Marlins shopping around

Well, the day after the latest Marlins fire sale started, there's an interesting annoucement from ESPN that makes it look like they've given up on getting a new stadium in Miami/Dade. There are several directions that blame could be pointed in this issue, but most of them seem to go back to Miami. Dade County and the Marlins ownership have been working in best faith, and the city of Miami didn't come through, and ended up harpooning a deal that would move the Marlins to a baseball only facility next door to the Orange Bowl.

And so, they're left in a position where the city has told them to shove off, their stadium has told them to shove of so...well, what's keeping them in Miami? The fans? They're already flirting with one of the worst attendance numbers in the MLB, and they've killed off any fan interest by buying championships then launching fire sales. Says something that 80+ years of failure in Boston and Chicago has created die hard fans, and winning 2 world series crowns in quick order after being chartered hasn't. Mostly that's because the championships were won of cynicism, they were completely bought, and then the team was sold.

So, where do the Marlins go? Well, we've got the other finalists going after the Expos: Portland and Las Vegas. Of the two, only the latter has actually met with Marlins officials. I've not really heard any buzz about Portland gearing up for the next team, unlike the mayor of Vegas, who has been pushing and pushing for a professional team, mostly baseball. There are two problems, though. First is that Vegas is associated with gambling, which baseball has shown it considers worse than gambling (look at the punishments of Rose vs Palmeiro). Second is that it would immediately be the smallest market in MLB, and really reliant on tourists to fill the stadium as much as residents.

Of course, the biggest problem with Vegas also makes it the easiest place to move. Gambling might not be something that the sport wants to be associated with, but that's where the money is. Vegas could probably get a stadium built rather easily. Get a casino to fund it, let it put its name (but not machines) all over the damned thing, and you've got a nice roofed-in stadium, a necessity for a Vegas ballteam.

Where else could they go. San Antonio? It has only one team among the big four sports, but their priority is almost entirely football. Brookyln? Some people are actually arguing that it's time for NYC to become a three-team market. Norfolk? Indianapolis? Tulsa? Austin? Oklahoma City? Seattle? San Fransisco too?

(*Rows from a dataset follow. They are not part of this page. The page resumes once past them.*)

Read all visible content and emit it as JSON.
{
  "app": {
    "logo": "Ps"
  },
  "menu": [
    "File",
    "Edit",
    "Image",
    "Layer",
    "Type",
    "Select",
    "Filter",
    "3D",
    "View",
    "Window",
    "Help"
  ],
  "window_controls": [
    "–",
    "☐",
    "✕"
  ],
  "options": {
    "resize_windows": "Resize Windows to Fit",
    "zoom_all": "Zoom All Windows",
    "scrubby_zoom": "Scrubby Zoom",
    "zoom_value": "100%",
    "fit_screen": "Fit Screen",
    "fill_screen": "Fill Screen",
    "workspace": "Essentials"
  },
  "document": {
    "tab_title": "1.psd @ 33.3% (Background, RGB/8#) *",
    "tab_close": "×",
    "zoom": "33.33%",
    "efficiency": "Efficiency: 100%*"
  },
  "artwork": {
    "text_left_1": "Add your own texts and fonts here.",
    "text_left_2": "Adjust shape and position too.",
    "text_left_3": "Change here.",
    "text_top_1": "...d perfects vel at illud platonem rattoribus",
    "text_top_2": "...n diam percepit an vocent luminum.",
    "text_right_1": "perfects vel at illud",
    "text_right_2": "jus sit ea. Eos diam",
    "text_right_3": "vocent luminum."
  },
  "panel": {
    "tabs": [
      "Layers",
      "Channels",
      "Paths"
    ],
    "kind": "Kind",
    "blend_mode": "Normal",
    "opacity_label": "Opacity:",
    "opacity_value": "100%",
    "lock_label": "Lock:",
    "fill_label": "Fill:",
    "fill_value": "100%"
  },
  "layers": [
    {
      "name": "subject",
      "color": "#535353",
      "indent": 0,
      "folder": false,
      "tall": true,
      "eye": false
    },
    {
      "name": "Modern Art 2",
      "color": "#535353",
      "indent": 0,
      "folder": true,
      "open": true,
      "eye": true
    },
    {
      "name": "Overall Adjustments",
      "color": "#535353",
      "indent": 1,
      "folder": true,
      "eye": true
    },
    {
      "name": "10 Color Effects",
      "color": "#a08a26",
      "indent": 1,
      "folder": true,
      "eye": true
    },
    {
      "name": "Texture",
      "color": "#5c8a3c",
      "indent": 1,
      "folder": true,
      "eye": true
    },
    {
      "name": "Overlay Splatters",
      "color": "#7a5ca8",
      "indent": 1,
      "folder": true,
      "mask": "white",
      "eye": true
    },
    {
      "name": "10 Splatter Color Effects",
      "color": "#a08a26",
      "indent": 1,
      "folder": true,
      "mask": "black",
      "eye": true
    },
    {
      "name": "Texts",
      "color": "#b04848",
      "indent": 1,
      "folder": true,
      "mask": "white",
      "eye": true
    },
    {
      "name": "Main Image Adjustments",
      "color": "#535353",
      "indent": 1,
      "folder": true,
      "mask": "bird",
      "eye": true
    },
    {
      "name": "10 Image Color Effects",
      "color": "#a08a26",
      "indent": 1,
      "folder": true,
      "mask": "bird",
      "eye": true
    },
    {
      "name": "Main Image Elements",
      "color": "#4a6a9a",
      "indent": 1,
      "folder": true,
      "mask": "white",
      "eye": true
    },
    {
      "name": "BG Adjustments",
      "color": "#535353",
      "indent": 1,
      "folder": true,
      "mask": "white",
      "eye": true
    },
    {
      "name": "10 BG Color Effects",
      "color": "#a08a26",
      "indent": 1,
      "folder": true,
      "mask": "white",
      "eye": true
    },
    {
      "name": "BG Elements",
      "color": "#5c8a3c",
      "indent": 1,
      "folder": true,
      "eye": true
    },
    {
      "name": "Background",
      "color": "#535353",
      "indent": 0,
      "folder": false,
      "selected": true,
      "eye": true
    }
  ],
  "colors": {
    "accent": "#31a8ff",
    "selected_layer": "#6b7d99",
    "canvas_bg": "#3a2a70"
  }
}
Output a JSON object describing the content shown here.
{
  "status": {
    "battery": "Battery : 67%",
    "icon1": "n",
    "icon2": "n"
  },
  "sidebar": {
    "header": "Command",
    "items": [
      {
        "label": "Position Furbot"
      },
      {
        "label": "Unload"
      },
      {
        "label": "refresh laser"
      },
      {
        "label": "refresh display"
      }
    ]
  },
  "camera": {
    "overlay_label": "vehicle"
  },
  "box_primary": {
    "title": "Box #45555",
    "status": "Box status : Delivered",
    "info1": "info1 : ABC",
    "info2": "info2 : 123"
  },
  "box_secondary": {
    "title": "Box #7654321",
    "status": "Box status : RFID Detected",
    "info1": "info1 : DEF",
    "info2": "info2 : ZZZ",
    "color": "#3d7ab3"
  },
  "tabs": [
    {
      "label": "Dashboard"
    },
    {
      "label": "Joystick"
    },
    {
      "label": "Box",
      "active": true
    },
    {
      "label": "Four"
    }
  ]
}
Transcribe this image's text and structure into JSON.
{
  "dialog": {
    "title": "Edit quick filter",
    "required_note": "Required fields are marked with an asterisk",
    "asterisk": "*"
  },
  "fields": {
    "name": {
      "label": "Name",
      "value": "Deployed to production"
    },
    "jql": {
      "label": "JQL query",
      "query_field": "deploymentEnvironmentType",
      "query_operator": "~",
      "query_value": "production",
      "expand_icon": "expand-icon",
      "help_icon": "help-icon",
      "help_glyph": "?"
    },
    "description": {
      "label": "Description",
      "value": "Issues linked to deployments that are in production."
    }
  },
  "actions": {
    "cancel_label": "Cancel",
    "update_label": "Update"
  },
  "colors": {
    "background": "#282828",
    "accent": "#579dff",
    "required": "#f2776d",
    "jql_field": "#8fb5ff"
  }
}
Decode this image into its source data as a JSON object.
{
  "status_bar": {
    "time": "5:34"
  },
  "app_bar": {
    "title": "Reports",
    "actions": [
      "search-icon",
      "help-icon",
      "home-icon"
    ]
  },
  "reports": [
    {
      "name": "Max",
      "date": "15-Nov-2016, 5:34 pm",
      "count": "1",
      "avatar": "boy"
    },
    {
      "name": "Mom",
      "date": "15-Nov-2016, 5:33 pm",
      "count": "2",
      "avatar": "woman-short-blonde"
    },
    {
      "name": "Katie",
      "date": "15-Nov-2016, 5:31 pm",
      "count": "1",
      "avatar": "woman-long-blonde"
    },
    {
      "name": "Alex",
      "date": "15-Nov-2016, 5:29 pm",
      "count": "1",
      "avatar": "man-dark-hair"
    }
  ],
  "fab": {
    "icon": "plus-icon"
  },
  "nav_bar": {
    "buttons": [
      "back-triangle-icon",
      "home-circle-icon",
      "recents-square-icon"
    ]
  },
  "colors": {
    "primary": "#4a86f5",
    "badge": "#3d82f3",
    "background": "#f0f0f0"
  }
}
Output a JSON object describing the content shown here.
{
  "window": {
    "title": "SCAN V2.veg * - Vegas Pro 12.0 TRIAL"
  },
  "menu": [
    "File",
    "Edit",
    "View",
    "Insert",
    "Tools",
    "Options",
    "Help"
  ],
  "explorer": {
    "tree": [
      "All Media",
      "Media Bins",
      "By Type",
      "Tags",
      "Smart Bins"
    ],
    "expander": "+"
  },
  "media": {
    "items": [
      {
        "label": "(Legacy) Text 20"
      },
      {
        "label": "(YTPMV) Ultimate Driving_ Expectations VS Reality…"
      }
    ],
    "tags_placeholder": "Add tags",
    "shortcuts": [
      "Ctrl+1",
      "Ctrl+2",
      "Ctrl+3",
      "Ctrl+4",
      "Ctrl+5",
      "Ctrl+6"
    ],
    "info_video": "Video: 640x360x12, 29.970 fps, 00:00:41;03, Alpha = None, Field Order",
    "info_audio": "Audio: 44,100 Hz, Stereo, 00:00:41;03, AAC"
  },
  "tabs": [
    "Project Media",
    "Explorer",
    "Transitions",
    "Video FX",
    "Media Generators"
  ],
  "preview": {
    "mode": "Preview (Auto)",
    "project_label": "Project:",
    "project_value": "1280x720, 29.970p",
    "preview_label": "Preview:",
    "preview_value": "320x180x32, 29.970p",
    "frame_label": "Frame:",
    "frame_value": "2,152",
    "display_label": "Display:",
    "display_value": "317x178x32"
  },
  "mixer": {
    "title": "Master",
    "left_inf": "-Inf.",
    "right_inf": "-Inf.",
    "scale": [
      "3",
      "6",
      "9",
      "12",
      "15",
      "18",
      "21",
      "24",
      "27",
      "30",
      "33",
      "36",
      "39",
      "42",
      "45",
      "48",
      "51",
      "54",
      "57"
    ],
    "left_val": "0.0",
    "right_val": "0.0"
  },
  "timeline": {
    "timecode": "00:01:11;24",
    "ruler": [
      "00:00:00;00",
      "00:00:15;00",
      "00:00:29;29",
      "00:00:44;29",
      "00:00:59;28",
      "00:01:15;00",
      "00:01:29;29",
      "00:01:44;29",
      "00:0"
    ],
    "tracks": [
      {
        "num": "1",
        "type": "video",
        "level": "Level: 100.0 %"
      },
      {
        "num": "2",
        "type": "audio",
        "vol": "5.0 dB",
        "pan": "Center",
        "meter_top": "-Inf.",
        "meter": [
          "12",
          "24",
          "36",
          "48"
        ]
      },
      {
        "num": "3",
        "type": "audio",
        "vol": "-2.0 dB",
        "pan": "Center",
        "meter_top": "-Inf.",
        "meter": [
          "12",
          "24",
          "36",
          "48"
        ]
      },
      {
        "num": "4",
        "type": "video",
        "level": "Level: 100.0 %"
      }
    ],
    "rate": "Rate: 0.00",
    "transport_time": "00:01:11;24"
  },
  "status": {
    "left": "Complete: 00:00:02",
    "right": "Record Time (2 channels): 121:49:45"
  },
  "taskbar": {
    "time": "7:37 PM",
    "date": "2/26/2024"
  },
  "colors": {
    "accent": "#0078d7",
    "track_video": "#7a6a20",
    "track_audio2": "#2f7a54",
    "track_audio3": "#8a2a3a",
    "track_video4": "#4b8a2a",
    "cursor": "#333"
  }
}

Wait, sorry, slipped into Huey Lewis lyrics for a moment there.

Thing is that any city would have to have both the desire to go after a team, and the ability to support a team, and with DC removed from the picture, the number of cities that applies to is diminished.

Then...there's the big 'C' word. Contraction. Of course, the question would be who the contraction partner would be. Then, there's the fact that MLB still owns a certain team called the Washington Nationals. This isn't something I really want to think about.

It does however sound like the countdown is starting with regards to Miami baseball. I think that this announcement that they are officially pursuing relocation will either force Miami to put up, or will be the death knell, as it will just foster more potential fan disinterest in the team.

This could all be great news for the DRays, as they will become Florida's team. Especially with their actual committment for regrowth. Could be good for the Nationals too, with the back and forth between baseball and the city (assuming there's no contraction), because there won't be any way to threaten removal of the Nationals to another city, because the Marlins will be much higher priority to move.

Will be interesting to see what cities talk to the Marlins ownership.